Our priorities for growing businesses

A culture of enterprise and more businesses of scale

We need to focus on raising entrepreneurial aspirations and capacity to encourage more firms to grow, both for new starts and existing firms. Encouraging existing businesses to expand their horizons will in some instances imply a change in culture but the benefits can be substantial. We will focus on a range of programmes to embed enthusiasm for starting or running businesses across the Highlands and Islands, as well as targeting young people leaving secondary, further and higher education.

Priorities for action

  • Stimulating a wide range of new businesses, as well as assisting business starts on a targeted basis, so that the area has a pool of new firms, working in the fields of creative industries, science and technology and knowledge industries, which offer significant opportunities for growth.
  • Challenging owners/managers to be ambitious in their aspirations to grow their businesses, as well as improving their leadership and management skills.

Increased innovation and commercialisation of research

The region's low employment in high-tech industries, low levels of patent applications, low levels of graduate employment in the private sector and low productivity can all be linked to the absence of a strong, research-based university in the Highlands and Islands. The long-term, catalytic role UHI will play in stimulating research, inspiring commercialisation and acting as a focus for innovation in people, process and technology cannot be overestimated.

Priorities for action

  • Supporting the UHI research strategy in economically significant areas, such as healthcare, environmental science and agronomy.
  • Pursuing other significant areas of research opportunity, in areas such as ICT and renewable energy.
  • Linking with other universities and research institutes, particularly in the short-term, to develop mutually-beneficial research and commercialisation.
  • Encouraging a comprehensive programme of knowledge transfer activities.
  • Enabling businesses to undertake their own research and development activity - the key to success will be to develop a critical mass of 'clever people doing clever things' in fields relevant to the area.

Success in key sectors

The Highlands and Islands' various industry sectors make radically different contributions and demand tailored strategies for competitiveness, wealth creation and sustainability. Some, in science and technology, offer huge wealth-creation potential through intellectual property development. Tourism will remain one of the most important sectors of the economy in the long-term and its further development around sustainable development principles is a clear opportunity for the area.
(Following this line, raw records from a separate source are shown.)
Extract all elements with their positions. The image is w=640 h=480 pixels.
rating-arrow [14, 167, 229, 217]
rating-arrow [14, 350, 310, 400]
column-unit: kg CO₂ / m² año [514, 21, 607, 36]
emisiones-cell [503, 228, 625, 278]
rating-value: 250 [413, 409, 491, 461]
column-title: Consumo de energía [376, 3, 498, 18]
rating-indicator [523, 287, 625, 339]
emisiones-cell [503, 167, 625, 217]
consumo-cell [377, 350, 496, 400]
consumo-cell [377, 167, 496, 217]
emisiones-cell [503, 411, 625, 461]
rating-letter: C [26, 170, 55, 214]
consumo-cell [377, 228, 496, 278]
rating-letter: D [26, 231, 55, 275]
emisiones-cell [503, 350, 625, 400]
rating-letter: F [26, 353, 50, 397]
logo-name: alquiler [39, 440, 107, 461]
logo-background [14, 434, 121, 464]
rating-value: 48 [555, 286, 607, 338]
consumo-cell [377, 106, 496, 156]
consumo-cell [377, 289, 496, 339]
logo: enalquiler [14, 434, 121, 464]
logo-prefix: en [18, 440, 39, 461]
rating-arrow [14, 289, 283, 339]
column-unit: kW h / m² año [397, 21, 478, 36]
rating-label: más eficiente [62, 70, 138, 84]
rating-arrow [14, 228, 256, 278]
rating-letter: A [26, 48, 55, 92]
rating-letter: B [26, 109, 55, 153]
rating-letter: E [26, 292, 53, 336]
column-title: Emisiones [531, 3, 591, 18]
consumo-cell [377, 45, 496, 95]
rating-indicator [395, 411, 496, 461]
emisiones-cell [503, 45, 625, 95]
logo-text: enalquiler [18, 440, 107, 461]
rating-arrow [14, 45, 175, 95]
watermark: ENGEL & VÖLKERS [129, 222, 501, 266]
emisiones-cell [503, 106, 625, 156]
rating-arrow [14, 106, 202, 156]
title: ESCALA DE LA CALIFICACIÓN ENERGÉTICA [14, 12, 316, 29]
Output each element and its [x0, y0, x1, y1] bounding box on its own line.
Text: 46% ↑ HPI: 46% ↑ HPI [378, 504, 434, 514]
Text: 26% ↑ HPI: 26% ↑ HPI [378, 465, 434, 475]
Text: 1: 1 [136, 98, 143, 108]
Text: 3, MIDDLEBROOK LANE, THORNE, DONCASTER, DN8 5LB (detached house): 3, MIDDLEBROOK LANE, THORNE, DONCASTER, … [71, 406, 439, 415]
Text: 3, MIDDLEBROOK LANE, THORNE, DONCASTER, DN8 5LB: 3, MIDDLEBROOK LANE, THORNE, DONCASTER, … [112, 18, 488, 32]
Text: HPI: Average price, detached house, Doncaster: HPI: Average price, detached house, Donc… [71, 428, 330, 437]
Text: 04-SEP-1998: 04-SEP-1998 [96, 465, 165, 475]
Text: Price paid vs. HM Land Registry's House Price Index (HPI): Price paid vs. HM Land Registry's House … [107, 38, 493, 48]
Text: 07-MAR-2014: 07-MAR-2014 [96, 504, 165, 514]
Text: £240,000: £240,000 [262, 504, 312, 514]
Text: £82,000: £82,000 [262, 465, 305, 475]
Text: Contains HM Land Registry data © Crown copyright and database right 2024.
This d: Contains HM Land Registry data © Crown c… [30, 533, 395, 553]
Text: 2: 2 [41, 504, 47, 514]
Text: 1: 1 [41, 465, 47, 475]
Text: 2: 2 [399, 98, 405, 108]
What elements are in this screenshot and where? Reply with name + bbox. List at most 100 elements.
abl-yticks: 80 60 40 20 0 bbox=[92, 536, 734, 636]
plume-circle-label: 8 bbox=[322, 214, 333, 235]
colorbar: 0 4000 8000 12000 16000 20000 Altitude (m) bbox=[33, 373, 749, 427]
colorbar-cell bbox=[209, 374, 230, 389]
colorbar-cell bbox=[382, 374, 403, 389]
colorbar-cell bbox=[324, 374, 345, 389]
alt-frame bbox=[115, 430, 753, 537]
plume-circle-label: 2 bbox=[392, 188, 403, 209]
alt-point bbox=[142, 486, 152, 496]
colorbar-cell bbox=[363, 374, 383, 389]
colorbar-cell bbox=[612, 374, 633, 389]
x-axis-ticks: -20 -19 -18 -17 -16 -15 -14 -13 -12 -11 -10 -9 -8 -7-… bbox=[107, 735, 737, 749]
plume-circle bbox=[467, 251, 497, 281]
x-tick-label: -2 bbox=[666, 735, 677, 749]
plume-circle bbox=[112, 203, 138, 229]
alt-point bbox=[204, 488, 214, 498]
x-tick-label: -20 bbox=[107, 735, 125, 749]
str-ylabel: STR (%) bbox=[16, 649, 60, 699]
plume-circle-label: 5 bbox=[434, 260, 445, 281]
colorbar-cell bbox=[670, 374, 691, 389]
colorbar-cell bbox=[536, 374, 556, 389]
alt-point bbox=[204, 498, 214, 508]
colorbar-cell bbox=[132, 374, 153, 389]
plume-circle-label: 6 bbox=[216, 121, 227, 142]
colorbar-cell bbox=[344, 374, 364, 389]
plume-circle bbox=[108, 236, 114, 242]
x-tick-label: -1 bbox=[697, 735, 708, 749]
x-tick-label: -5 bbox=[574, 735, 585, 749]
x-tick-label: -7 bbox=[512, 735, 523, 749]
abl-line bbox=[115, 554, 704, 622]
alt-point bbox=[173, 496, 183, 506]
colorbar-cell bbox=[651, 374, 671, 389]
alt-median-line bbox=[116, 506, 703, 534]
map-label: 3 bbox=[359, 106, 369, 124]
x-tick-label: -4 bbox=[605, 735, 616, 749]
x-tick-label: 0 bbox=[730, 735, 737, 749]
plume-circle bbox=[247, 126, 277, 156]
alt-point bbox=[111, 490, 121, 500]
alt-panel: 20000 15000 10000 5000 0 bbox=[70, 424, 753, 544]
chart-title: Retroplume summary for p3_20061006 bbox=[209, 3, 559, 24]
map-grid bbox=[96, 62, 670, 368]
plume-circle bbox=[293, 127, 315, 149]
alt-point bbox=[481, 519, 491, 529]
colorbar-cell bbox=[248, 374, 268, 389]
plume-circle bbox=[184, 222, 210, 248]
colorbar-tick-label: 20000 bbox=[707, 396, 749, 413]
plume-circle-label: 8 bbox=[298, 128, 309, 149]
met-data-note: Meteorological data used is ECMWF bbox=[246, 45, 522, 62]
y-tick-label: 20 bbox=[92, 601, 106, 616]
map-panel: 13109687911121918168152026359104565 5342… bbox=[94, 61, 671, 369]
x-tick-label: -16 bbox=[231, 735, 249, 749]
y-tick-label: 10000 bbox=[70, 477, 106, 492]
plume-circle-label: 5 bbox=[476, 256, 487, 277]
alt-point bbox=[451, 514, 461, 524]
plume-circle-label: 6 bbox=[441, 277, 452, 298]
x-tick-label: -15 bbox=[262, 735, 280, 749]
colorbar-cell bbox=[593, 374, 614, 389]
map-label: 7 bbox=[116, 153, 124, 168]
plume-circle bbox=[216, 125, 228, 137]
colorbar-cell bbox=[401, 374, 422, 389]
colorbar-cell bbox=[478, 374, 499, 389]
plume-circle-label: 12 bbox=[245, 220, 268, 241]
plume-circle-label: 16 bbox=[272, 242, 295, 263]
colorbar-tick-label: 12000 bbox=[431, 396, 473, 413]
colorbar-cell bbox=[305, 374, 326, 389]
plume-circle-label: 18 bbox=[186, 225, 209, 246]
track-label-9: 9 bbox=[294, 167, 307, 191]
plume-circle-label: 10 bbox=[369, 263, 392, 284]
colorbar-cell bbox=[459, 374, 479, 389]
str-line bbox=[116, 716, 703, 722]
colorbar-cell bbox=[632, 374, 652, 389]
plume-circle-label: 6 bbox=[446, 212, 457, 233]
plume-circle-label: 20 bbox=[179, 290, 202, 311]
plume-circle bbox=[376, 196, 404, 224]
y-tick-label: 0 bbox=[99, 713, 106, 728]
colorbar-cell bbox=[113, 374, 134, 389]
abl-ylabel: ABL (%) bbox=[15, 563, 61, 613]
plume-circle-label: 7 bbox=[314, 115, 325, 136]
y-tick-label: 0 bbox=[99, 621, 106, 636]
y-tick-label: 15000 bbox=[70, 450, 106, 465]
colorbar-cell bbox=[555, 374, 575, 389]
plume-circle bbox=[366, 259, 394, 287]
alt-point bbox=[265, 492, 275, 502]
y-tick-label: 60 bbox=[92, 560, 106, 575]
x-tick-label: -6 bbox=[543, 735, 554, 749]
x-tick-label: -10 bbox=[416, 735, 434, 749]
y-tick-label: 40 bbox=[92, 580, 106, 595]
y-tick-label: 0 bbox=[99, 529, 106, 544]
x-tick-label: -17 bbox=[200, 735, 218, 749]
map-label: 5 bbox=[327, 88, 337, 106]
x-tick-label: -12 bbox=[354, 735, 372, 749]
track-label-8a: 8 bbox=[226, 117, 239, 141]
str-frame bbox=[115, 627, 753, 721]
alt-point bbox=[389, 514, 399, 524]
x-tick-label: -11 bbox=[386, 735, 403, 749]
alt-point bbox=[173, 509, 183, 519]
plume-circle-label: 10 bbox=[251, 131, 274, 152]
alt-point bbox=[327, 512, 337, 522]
Primary industries underpin rural populations and added-value manufacturing, while services and engineering distribute income across our area.

Priorities for action

  • Building knowledge-intensive business sectors, including marine bio-tech, creative industries, renewables, healthcare and nuclear decommissioning, which require research, knowledge transfer and commercialisation activities.
  • Achieving enhanced sustainability in the primary activities of agriculture, aquaculture, forestry and fishing through market adaptation, diversification and production efficiencies.
  • Fostering the competitiveness of the major food and drink, timber and tourism industries, where the needs for product excellence and market focus fit well with sustainable development aims.
  • Engaging private sector leadership in planning and implementation and forging strong public-sector strategic partnerships.

Use of e-business to create business advantage

With the enabling technologies for e-business - computers and broadband - now becoming widely available throughout the region, the challenge is to help businesses use these technologies to improve productivity, grow existing markets and expand into new international markets.

Priorities for action

  • Enabling ambitious businesses to transform themselves through new business processes and investment in innovative technologies, skilled graduate staff and quality initiatives, bringing significant productivity gains.
  • Stimulating businesses to develop new, often international, markets.
  • Encouraging investment in e-business systems, to aid development of new plant and machinery, innovative technologies and new ways of working.
  • Offering high-quality specialist advisory services, new business improvement tools and flexible and innovative ways of transferring knowledge from the higher and further education sectors.